Bayonne Arnaud a créé depuis 8 ans dans l’enceinte de l’église Saint François à Pointe-Noire, l’école « L’enfant Jésus ». Il partage avec nous ici son expérience entrepreneuriale. Lui, qui intervient maintenant également dans l’évenementiel.

Qu’est ce qui vous a poussé à créer votre entreprise ?

C’est le souci de parfaire la formation à Pointe-Noire et donner à la jeunesse une formation de qualité. Après plusieurs années de reflexion et une experience dans l’enseignement, j’ai pensé que c’etait le moment d’ouvrir une école pour former de façon qualitative cette jeunesse.

Pouvez vous nous présenter vos principales formations ?

« Lenfant Jésus » c’est pas seulement les formations professionnelles, il y’a aussi l’enseignement géneral de la maternelle au lycée, mais je vais plus m’apesantir sur le volet professionnel. Nous formons des auxilliaires de santé notamment les puéricultrices. Nous formons des délegués médicaux, des vendeuses en pharmacie, des assistantes maternelles donc ceux du préscolaire . Nous formons en cuisine-patisserie et en hôtellerie. Nous formons en informatique et en comptabilité-gestion

Pourquoi quelqu’un viendrait dans votre école et pas une autre ?

En plus des modules proposés par l’état, au niveau de « L’enfant Jésus » on s’appuie beaucoup sur l’ethique. Nous avons des cours comme la bio-ethique, la morale chretienne. La valeur dans la formation professionnelle est que l’apprenant doit être transformé sur le plan mental. Il faut que son comportement change. Si l’on s’appuie sur le coté ethique en plus des connaissances liées à sa formation, ça fera de lui un agent modèle dans son cursus professionnel.

Le démarrage de l’entreprise a t-il été difficile ?

Je l’avoue « très difficile ». On a commencé par l’année scolaire 2010 – 2011. Le parcours n’a pas été facile. Au début, on ne vous connaît pas. Les parents ne savent pas s’il y’a du sérieux la-bas. Est ce que la qualité de l’enseignement est bonne. Il fallait donc mettre un accent dès le début sur le savoir faire, la qualité de l’enseignement, pour mériter la confiance des parents, la confiance de la population et même de l’état qui aujourd’hui nous fait confiance en us donnant l’agrément qui nous permet de présenter officiellement nos enfants aux différents examens

Donc le défi était plus administratif ?

Administratif parce qu’il y’a tout un dossier à faire pour avoir l’agrément. Il y’a aussi le coté « effectif ». Il faut avoir des élèves, des élèves consciencieux pour vraiment garder l’équilibre. Il y’a donc le volet administratif, le volet financier, mais aussi le coté didactique pour faire avancer les choses.

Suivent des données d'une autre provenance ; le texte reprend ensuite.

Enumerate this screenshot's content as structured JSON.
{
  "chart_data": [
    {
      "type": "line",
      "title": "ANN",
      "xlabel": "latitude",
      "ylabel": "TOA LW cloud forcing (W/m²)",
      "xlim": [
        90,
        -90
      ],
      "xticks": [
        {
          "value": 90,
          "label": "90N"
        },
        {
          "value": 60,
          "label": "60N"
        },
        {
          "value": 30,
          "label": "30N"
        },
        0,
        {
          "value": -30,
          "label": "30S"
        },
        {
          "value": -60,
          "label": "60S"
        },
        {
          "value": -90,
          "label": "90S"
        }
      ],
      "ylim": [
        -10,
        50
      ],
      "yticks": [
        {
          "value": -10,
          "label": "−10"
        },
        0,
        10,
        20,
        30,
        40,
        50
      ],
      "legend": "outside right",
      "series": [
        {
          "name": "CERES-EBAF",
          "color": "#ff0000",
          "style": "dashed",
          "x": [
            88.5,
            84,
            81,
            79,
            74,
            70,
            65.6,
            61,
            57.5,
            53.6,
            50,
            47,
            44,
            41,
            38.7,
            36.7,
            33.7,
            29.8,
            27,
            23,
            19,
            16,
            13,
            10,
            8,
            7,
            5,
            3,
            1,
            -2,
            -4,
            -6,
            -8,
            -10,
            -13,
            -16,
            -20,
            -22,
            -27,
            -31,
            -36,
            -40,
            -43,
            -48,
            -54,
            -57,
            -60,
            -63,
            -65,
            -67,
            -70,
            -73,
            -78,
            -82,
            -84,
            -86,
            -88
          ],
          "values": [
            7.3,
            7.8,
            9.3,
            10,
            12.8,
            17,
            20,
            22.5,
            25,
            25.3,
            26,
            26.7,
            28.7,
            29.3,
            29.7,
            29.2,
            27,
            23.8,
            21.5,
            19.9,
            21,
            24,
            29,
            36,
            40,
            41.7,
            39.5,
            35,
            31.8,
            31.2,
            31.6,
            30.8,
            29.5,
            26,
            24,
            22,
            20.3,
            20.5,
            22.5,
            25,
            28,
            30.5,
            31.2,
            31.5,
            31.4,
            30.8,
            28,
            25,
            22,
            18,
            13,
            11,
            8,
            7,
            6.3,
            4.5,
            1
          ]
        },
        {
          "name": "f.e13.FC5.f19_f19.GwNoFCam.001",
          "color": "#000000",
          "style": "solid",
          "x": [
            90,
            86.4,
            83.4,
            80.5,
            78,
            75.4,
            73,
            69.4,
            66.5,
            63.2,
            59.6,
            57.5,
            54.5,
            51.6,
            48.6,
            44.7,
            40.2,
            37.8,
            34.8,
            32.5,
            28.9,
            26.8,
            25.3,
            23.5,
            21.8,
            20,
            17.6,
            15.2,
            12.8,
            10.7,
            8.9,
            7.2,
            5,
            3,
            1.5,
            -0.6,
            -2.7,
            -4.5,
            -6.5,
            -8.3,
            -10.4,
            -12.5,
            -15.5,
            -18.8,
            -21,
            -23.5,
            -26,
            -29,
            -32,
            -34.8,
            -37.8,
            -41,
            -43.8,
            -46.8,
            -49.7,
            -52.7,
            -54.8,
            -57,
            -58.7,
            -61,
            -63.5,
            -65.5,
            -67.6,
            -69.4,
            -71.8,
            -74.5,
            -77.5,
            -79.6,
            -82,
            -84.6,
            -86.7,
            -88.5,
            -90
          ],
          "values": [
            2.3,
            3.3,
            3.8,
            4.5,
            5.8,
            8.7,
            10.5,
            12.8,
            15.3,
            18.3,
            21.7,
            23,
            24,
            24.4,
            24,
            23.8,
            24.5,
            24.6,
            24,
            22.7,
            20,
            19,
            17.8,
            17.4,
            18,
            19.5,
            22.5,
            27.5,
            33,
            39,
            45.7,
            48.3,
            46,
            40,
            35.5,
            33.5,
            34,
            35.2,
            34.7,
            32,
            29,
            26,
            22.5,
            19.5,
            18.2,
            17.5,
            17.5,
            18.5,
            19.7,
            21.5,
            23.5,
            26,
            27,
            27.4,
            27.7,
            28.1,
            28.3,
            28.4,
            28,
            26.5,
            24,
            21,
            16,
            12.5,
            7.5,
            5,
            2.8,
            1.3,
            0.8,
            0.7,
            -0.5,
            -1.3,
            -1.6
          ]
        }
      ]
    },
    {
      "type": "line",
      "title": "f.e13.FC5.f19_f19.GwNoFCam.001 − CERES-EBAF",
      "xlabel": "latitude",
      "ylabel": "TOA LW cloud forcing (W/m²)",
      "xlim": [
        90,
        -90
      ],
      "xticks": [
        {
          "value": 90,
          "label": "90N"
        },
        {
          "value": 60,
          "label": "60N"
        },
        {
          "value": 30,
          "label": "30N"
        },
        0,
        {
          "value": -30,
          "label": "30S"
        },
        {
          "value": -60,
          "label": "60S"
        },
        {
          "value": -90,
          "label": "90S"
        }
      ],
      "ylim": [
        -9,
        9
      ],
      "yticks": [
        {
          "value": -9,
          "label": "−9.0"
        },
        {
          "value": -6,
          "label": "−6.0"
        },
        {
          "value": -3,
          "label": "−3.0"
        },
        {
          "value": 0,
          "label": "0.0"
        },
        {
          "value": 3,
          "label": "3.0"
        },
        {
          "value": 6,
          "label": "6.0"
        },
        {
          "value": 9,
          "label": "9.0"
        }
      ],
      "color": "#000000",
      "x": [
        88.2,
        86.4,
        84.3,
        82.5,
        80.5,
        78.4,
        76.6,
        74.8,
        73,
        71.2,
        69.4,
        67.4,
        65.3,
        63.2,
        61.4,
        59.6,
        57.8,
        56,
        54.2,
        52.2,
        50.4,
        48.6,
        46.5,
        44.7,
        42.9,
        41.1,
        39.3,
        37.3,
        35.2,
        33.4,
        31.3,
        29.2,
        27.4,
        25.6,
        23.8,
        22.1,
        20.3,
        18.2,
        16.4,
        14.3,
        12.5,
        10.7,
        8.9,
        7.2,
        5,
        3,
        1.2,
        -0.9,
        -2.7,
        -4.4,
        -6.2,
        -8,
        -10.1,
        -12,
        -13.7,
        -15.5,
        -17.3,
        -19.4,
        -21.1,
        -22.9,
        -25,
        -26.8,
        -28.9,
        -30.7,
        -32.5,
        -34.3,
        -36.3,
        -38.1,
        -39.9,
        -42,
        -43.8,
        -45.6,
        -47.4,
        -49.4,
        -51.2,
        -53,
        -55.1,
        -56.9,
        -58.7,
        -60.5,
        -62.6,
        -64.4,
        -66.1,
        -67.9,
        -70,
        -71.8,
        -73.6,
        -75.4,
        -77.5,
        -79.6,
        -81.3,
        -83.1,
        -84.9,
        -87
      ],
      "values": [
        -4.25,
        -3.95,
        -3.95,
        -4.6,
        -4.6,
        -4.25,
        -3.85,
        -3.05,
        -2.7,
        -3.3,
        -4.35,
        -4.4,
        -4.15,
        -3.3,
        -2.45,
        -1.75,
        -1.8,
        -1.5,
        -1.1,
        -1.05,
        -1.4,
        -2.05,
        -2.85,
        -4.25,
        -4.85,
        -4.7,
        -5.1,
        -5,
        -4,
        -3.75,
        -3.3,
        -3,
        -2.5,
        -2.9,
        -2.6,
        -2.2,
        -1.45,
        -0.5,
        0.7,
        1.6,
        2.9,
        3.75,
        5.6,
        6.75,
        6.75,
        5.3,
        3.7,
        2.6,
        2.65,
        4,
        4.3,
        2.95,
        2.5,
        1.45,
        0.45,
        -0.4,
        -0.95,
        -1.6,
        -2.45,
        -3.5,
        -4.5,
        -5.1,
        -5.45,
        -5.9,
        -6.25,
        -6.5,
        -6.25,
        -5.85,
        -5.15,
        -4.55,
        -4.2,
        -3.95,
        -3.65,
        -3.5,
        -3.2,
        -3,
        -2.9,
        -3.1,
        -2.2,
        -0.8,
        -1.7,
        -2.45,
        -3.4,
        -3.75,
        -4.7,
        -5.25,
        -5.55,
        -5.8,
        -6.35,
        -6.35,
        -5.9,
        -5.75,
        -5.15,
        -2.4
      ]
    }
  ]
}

Comment trouvez vous la motivation au quotidien en tant qu’entrepreneur ?

Je sais ce que je veux. Donc les embûches, les coups bas de tous les jours m’empêchent pas d’avancer. J’ai un objectif. Donc motivation est que je crois que Dieu est là. Je crois en l’intelligence qu’il m’a donné, je crois en l’énergie qui est là. Je me focalise sur ces points. Il y’a la prière, le défi de toujours mieux faire au quotidien.

Quels conseils donnerez vous aux jeunes entrepreneurs ?

Je dirai aux jeunes entrepreneurs de croire en leur destin. Rien n’est facile dans cette vie. Ils doivent croire en leurs talents et se mettre au combat. Tout est difficile au début. Rien n’est donné sur un plateau d’or. Il faut donc un effort quotidien, beaucoup de persévérance, beaucoup de patience, beaucoup d’engouements et de dynamisme dans ce qu’ils veulent entreprendre.